“Should I adopt a dwarf bunny?”
“Do dwarf bunnies make good pets?”
“Is a dwarf bunny right for me?”
These are probably some of the first questions you will ask yourself when deciding on whether to welcome the cute bundles of fur into your home. There are some very mixed anecdotes from owners after adoption of rabbits. Some are overjoyed and swear that these make simply the best pets. Others disregard the rabbit as boring, anti-social, and impossible to form a bond with. Bunnies are certainly not dogs, but they are special and unique and offer a fun, playful, genuine chance for you to form a bond with these intelligent beings.
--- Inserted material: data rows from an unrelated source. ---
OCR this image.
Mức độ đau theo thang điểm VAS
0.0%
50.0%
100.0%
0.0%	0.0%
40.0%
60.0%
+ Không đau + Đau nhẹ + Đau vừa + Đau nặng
There are, however, a few things that you should understand before embarking on this marvelous adventure (obviously, we here at My Dwarf Bunny are inherently bias!):
1. A dwarf bunny is not a dog
A rabbit is an instinctive prey animal. You are a very tall, scary human with big feet. For a bunny unused to being held and carried, you picking it up for ‘kisses’ is akin to a hungry eagle scooping it up in its long, gnarled talons. That isn’t to say that a bunny doesn’t love your company and cuddles: but you need time and devotion for your bunny to get used to being handled. If you put that initial effort in, however, the rewards are great. You just have to look on youtube or google images to see some amazing evidence of the bond between a bunny and its owner: show-jumping, obstacle courses and tricks are all great activities that you and your bunny can do together. A bunny doesn’t have that natural instinct to please, as dogs do, but motivated by treats and fun training sessions, you’ll be surprised at how intelligent bunnies are!
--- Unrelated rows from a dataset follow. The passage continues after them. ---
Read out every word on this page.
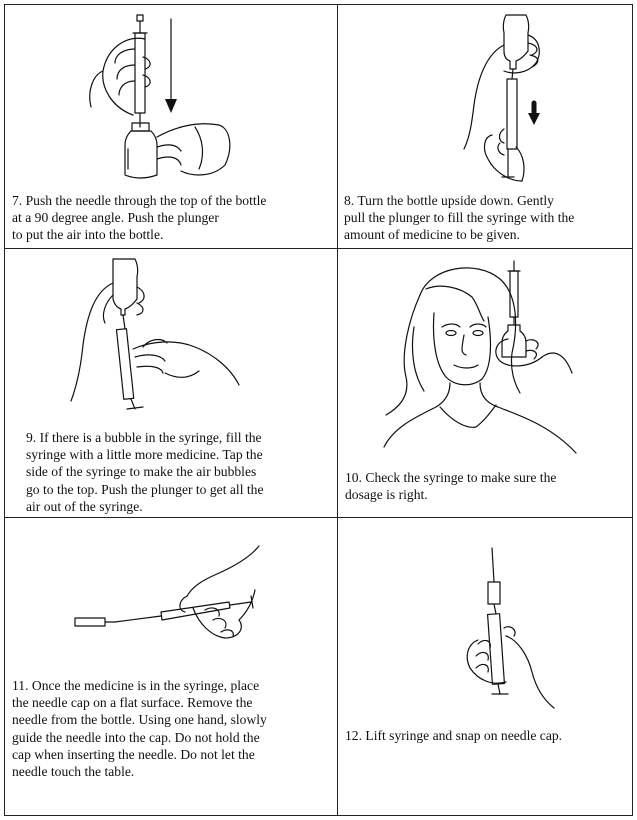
7. Push the needle through the top of the bottle
at a 90 degree angle. Push the plunger
to put the air into the bottle.
8. Turn the bottle upside down. Gently
pull the plunger to fill the syringe with the
amount of medicine to be given.
9. If there is a bubble in the syringe, fill the
syringe with a little more medicine. Tap the
side of the syringe to make the air bubbles
go to the top. Push the plunger to get all the
air out of the syringe.
10. Check the syringe to make sure the
dosage is right.
11. Once the medicine is in the syringe, place
the needle cap on a flat surface. Remove the
needle from the bottle. Using one hand, slowly
guide the needle into the cap. Do not hold the
cap when inserting the needle. Do not let the
needle touch the table.
12. Lift syringe and snap on needle cap.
2. A dwarf bunny needs company
Most pet owners worry about whether the amount of time they spend with their parents is sufficient to keep them occupied and feeling loved, and whether, to compensate their presence, they should get two rabbits instead. Rabbits can be introduced carefully and, with time, learn to get a long with eachother. It is even easier if you pick two rabbits from the same litter that have grown up with eachother. Two females will get along quite happily, as will two castrated males. A male and female will get a long fine, too, but if you want to avoid a rapidly expanding rabbit-family, it is strongly advised that you get the male castrated. A pair of rabbits is great if you have the space and resources to care for two – you will have the added benefits of watching their antics together.
However, a rabbit will be perfectly content on its own provided that you provide enough contact and stimulation. Whilst true that rabbit’s don’t particularly enjoy being lifted high off the ground, they do enjoy nibbling treats from your lap, snoozing beside you on the couch and playing with you and their toys. Their small size, noiseless behaviour and the fact that they can live happily alone make dwarf rabbits a very good pet even for people who don’t have long rabbit runs or back gardens.
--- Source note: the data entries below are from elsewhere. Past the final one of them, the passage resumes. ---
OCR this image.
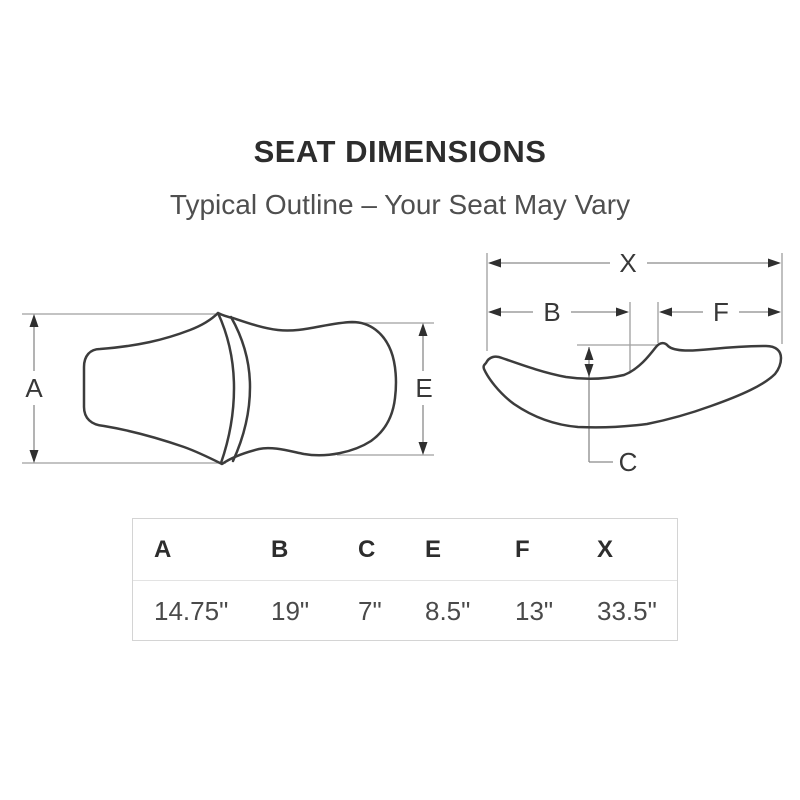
SEAT DIMENSIONS
Typical Outline – Your Seat May Vary
A	E
X
B	F
C
A	B	C	E	F	X
14.75"	19"	7"	8.5"	13"	33.5"
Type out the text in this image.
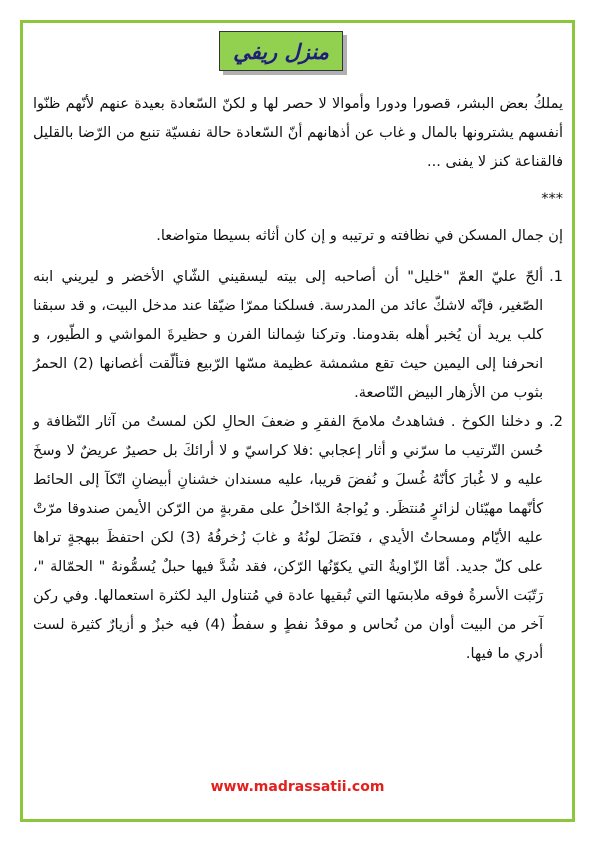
منزل ريفي

يملكُ بعض البشر، قصورا ودورا وأموالا لا حصر لها و لكنّ السّعادة بعيدة عنهم لأنّهم ظنّوا أنفسهم يشترونها بالمال و غاب عن أذهانهم أنّ السّعادة حالة نفسيّة تنبع من الرّضا بالقليل فالقناعة كنز لا يفنى ...

***

إن جمال المسكن في نظافته و ترتيبه و إن كان أثاثه بسيطا متواضعا.

1.
ألحّ عليّ العمّ "خليل" أن أصاحبه إلى بيته ليسقيني الشّاي الأخضر و ليريني ابنه الصّغير، فإنّه لاشكّ عائد من المدرسة. فسلكنا ممرّا ضيّقا عند مدخل البيت، و قد سبقنا كلب يريد أن يُخبر أهله بقدومنا. وتركنا شِمالنا الفرن و حظيرةَ المواشي و الطّيور، و انحرفنا إلى اليمين حيث تقع مشمشة عظيمة مسّها الرّبيع فتألّقت أغصانها (2) الحمرُ بثوب من الأزهار البيض النّاصعة.
2.
و دخلنا الكوخ . فشاهدتُ ملامحَ الفقرِ و ضعفَ الحالِ لكن لمستُ من آثار النّظافة و حُسن التّرتيب ما سرّني و أثار إعجابي :فلا كراسيّ و لا أرائكَ بل حصيرٌ عريضٌ لا وسخَ عليه و لا غُبارَ كأنّهُ غُسلَ و نُفضَ قريبا، عليه مسندان خشنانِ أبيضانِ اتّكآ إلى الحائط كأنّهما مهيّئان لزائرٍ مُنتظَر. و يُواجهُ الدّاخلُ على مقربةٍ من الرّكن الأيمن صندوقا مرّتْ عليه الأيّام ومسحاتُ الأيدي ، فنَصَلَ لونُهُ و غابَ زُخرفُهُ (3) لكن احتفظَ ببهجةٍ تراها على كلّ جديد. أمّا الزّاويةُ التي يكوّنُها الرّكن، فقد شُدَّ فيها حبلٌ يُسمُّونهُ " الحمّالة "، رَتّبَت الأسرةُ فوقه ملابسَها التي تُبقيها عادة في مُتناول اليد لكثرة استعمالها. وفي ركن آخر من البيت أوان من نُحاس و موقدُ نفطٍ و سفطٌ (4) فيه خبزٌ و أزيارٌ كثيرة لست أدري ما فيها.
www.madrassatii.com
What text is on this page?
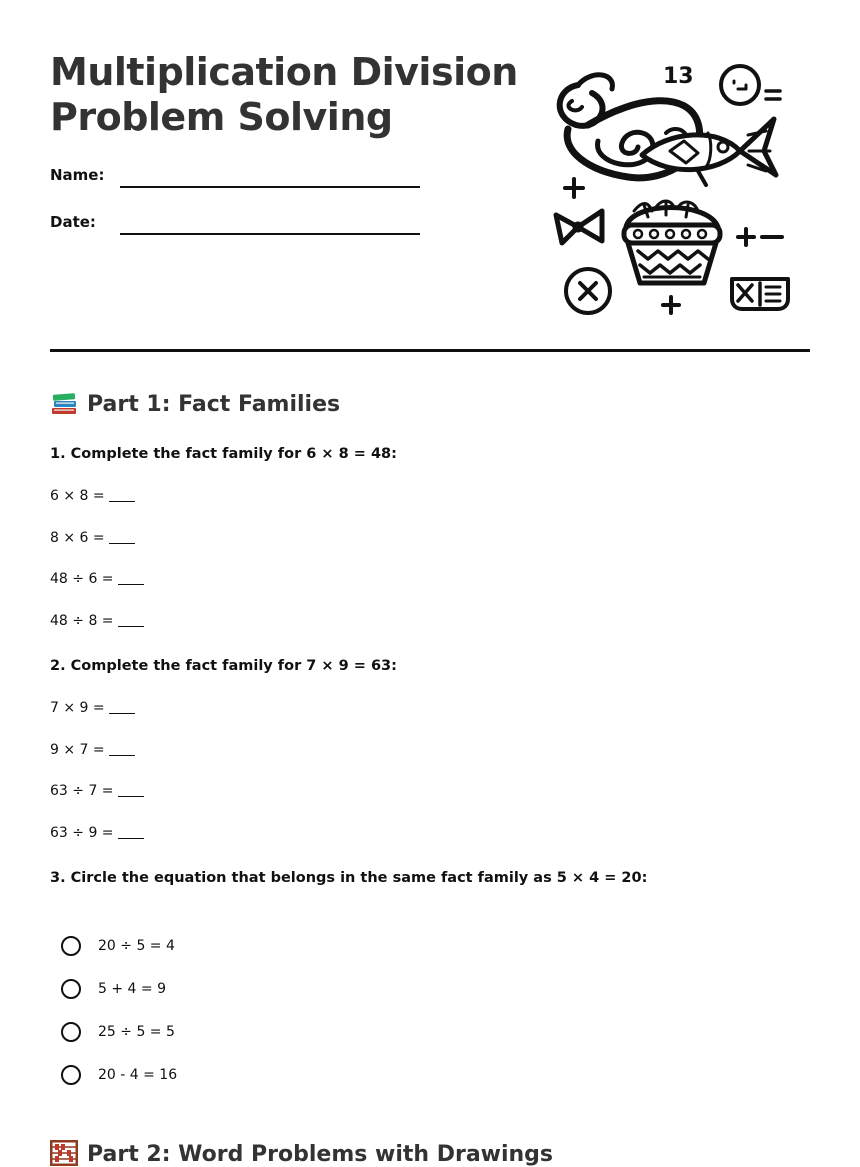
Multiplication Division
Problem Solving
Name:
Date:
13
Part 1: Fact Families

1. Complete the fact family for 6 × 8 = 48:

6 × 8 =

8 × 6 =

48 ÷ 6 =

48 ÷ 8 =

2. Complete the fact family for 7 × 9 = 63:

7 × 9 =

9 × 7 =

63 ÷ 7 =

63 ÷ 9 =

3. Circle the equation that belongs in the same fact family as 5 × 4 = 20:

20 ÷ 5 = 4
5 + 4 = 9
25 ÷ 5 = 5
20 - 4 = 16
Part 2: Word Problems with Drawings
3. A dwarf bunny needs specific care and attention
It would be wrong to think that these exceptional creatures need minimal care and attention. Whilst it is true that they are less time-consuming than a dog, for example, they do need a couple of hours out their cage every day and regular interaction (so they stay tame and to prevent boredom). Their nails need regular clipping, their ears and eyes need checking and some of the longer-haired breeds need daily grooming to avoid clumps of fur getting stuck in the rabbit’s system. Meanwhile, their cage needs ‘spot-cleaning’ every few days and the whole litter changed weekly, at least. But, whilst no pet should be taken on lightly, a rabbit is still one of the less consuming pets that you can share your home with. A well-cared for rabbit can live upto 8 years, and you need to be sure that you are willing to go through these routines for as long your bunny lives.